I am not without people I care about and people who care about me. Yet, I can’t shake the nagging feeling that something is not right in my friendship world. And I think 90s and 00s sitcom television is to blame.
Because it’s the most obvious example, let’s consider Friends and the model of friendship it presents. Six people, three men and three women, form a tight circle. They know everything about each other, they’re there for each other no matter what, and they spend an inordinate amount of time gathered at a coffee shop.
The friendships that I have don’t fit this model. The people I feel closest too don’t necessarily know each other, and there’s no central place where I gather with them. My interactions are more one off or tied to a specific activity like a class or a show. They’re friendships of convenience to a certain extent, but does that necessarily make them less deep or worthwhile than the type of friendships portrayed on sitcoms?
I’ve spent time in my adult life deconstructing potentially harmful expectations around romance that I internalized as a child watching fairy tale movies about Prince Charming and dreaming of happily ever after. But until now, I haven’t given much thought as to how the models of friendship I was presented might have been unrealistic.
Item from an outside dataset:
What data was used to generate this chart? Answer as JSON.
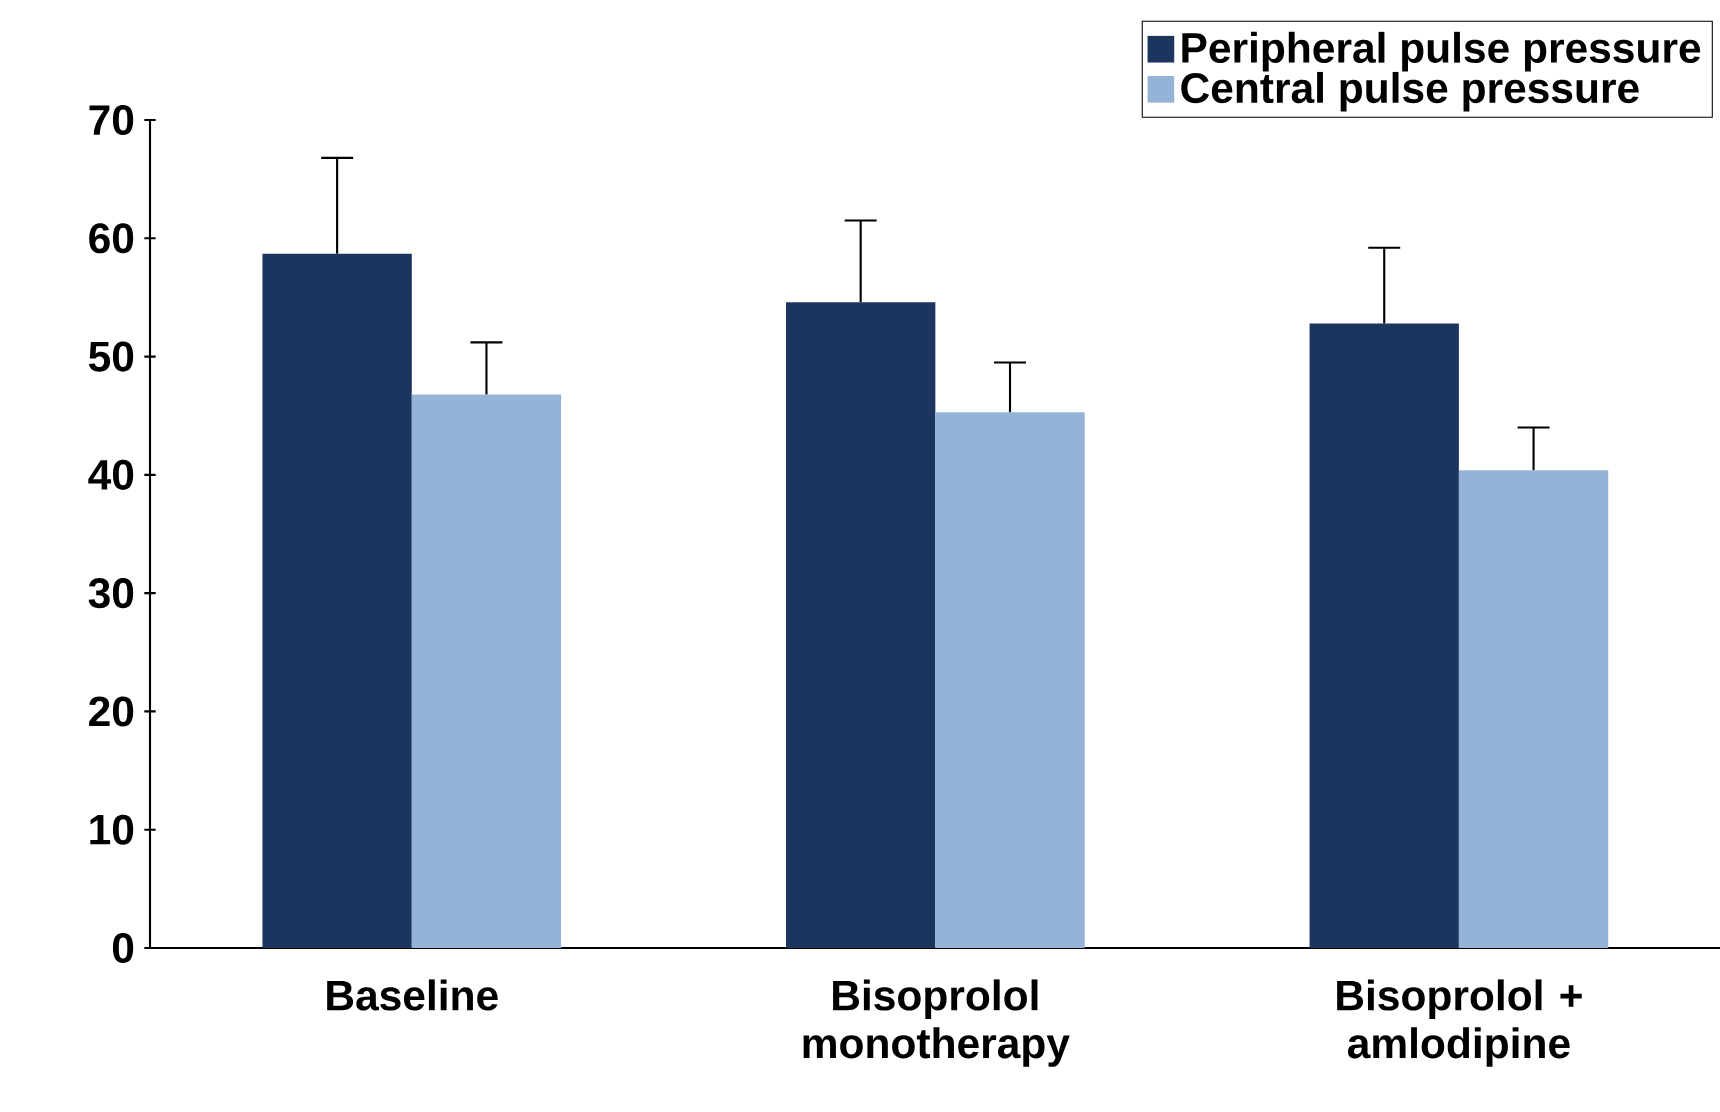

When the friends on Friends have parties, the other people who show up are for the most part completely unfamiliar to the audience–background extras who chit chat. Given the nature of most of my relationships, these are the characters that I identify most with. Up until now, I’ve considered this a shortcoming, an indication that I don’t really have friends. But I do have friendships, they just don’t look the way I expected them to when I was young.